Commit eae3308
Make fork compatible with DuckDB v1.5.3 (#21)
* Publish DuckLake release binaries on tags (#7)
* ci: bigger runner for build, bigger ccache for tests (#8)
Speed up CI via two independent levers:
1. MainDistributionPipeline.yml: route the linux_amd64 / linux_arm64
build matrix entries to 16-core Depot managed runners
(depot-ubuntu-24.04-16 / depot-ubuntu-24.04-arm-16) via the upstream
workflow's runners JSON input. Cuts the build from ~25-30min to
~5-10min, including cold-cache cases.
Requires PostHog/ducklake to be added to the Depot GitHub App
installation; until then the build jobs will queue-time-out at 10m.
2. Five per-PR test workflows (Catalogs, ConfigTests, DeletionVectors,
MinIO, NoInline): bump hendrikmuhs/ccache-action max-size from the
500MB default to 1.5G. DuckDB's full release build produces 1-2 GB
of object files, so the default forces aggressive LRU eviction and
keeps effective hit rate at 30-50%. 1.5G fits most of the build,
pushing warm-cache hit rates into the 80-90% range.
5 caches x 1.5G = 7.5 GB, leaving headroom in the 10 GB GitHub
Actions cache budget per repo. Cold-cache cases (DuckDB submodule
bumps) will still take ~25-30min but are infrequent.
Debug.yml is now nightly-only after #9 and is left alone.
Co-authored-by: Claude Opus 4.7 <noreply@anthropic.com>
* [codex] Route Postgres DuckLake metadata through passthrough (#5)
* Route Postgres metadata reads through passthrough
* Fix Postgres metadata passthrough regressions
* Keep Postgres thread cache setting test-scoped
* Fix Postgres test pool setting init order
* Update postgres scanner for pool defaults
* Route Postgres global stats through passthrough (#11)

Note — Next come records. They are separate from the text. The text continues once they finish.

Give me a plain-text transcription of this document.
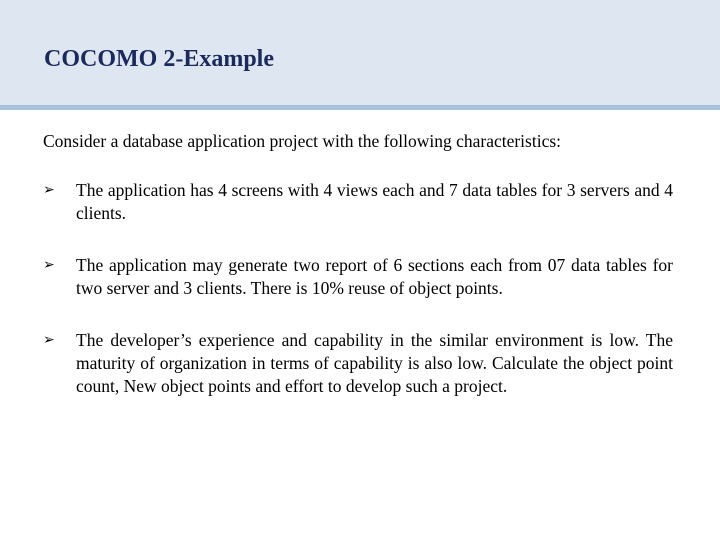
COCOMO 2-Example

Consider a database application project with the following characteristics:

➢	The application has 4 screens with 4 views each and 7 data tables for 3 servers and 4 clients.
➢	The application may generate two report of 6 sections each from 07 data tables for two server and 3 clients. There is 10% reuse of object points.
➢	The developer’s experience and capability in the similar environment is low. The maturity of organization in terms of capability is also low. Calculate the object point count, New object points and effort to develop such a project.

* Remove DuckDB extension deploy job
* Pin inlined table registry to snapshot schema
* Fix duplicate Query(string&) after v1.5.3 rebase
Rebasing the Postgres metadata passthrough patch (#5) onto DuckDB
v1.5.3 replayed an old DuckLakeMetadataManager::Query(string&) body
(returning transaction.Query(query)) as a second definition alongside
upstream's new implementation, which uses SubstituteCatalogPlaceholders
+ transaction.ExecuteRaw. Drop the stale duplicate; upstream's version
is correct for the v1.5.3 metadata-manager architecture.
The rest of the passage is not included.